757 255-4168 stjohns1755@verizon.net Worship Service: Sundays at 10:30am
Welcome to St. John's community. We are honored to serve Christ, and to open our doors to all. Please feel free to join us for worship. St. John's can trace its history to the founding of Jamestown. The parish is over 350 years old, and the church building itself has stood for 2 and a half centuries. St. John's saw the American Revolution and served as a camp ground for troops during the Civil War. Through it all, St. John's has been a place of worship and a home for those seeking communion with Christ. St. John's has a rich and abiding history. Today, it is as it was... a place to find and be found by Christ.

Monday, July 30, 2012

Christian Formation for Sunday August 5 - 2 Samuel 11:26-12:13a; Nathan Condemns David

August 5, 2012, 10 Pentecost
2 Samuel 11:26—12:13a
Nathan Condemns David
Background: The book of 2 Samuel is considered part of the Deuteronomistic history and continues developing the history of the Davidic kingship in the nation of Israel. 2 Samuel highlights the nature of the human king; faithful and fallible. The middle section of 2 Samuel deals with the development of the kingdom and David’s family. This section also provides a reflection on the fallibility of the human king.

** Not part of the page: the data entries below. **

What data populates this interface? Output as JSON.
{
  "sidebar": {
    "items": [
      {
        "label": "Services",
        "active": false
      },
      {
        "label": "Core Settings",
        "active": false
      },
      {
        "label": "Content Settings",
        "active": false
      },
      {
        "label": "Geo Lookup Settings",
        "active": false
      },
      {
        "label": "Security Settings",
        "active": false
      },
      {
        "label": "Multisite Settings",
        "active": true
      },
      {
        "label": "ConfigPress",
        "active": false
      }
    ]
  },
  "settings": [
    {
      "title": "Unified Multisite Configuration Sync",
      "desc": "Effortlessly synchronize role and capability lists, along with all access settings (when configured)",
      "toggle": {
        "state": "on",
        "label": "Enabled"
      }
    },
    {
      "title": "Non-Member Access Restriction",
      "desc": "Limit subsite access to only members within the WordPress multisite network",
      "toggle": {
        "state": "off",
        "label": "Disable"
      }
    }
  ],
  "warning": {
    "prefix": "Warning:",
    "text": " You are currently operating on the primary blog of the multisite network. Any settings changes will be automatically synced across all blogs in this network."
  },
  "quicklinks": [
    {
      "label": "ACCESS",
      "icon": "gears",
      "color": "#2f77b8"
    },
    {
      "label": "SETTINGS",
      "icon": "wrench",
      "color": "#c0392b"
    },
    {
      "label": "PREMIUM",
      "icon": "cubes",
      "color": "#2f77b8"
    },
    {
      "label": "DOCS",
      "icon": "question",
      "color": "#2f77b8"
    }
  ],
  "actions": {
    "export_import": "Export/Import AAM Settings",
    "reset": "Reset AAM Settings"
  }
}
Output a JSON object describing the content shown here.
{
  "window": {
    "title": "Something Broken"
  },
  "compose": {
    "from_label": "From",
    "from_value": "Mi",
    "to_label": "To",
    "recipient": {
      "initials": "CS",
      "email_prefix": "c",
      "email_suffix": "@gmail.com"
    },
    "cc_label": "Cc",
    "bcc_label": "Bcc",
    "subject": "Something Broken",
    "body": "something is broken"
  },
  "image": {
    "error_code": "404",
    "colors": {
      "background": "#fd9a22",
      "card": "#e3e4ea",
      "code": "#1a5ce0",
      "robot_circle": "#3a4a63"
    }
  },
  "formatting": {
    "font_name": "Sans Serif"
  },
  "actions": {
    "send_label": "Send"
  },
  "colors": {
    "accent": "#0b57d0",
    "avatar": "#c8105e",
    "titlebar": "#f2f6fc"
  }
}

Theme: In this section, David is called to task about his sins; adultery with Bathsheba and murder of Uriah. The prophet Nathan returns to induce David to self-convict and pronounce God’s punishment on himself. This section will set the stage for the turmoil in David’s family to come.

Questions to Ponder

* Briefly describe the social, political, and religious context of this passage.

* Why might the author refer to Bathsheba emphasizing her marriage to Uriah (the wife of Uriah… her husband…)?

* How might Bathsheba’s relational reference be a harbinger for the next statement where David “sent and brought her to his house, and she became his wife”? Why might author almost appear to place the action fully on David’s shoulders and not on both he and Bathsheba?

* Why might Nathan have been as indirect as he was while accusing David? How might his indirectness be in response to David’s election as the head of the new Dynasty?

* For what reason might David say that the powerful man who stole the lamb would have to repay 4 times for his transgression? How would the repayment be affected if the repayment was corrected to be 7 times instead of 4?

* Why might God point out that David had been given “his master’s wives… the house (women) of Israel and Judah”?

* How might Nathan’s reference to “the sword” being present in David’s life be an impeachment of David’s current actions?

* What trouble from within David’s household would beset David?  How might that trouble be tied to the sword Nathan prophesies about?

* Do you think the “taking of David’s wives in the sight of the people” actually took place? What might the reference foreshadow?

* What might be important about David’s confession “I have sinned against the Lord.” in David’s continuing story?

* How might this story be applicable to us as the Episcopal Church? As St. John’s Church?

* What are the implications for us to reflect upon from this passage?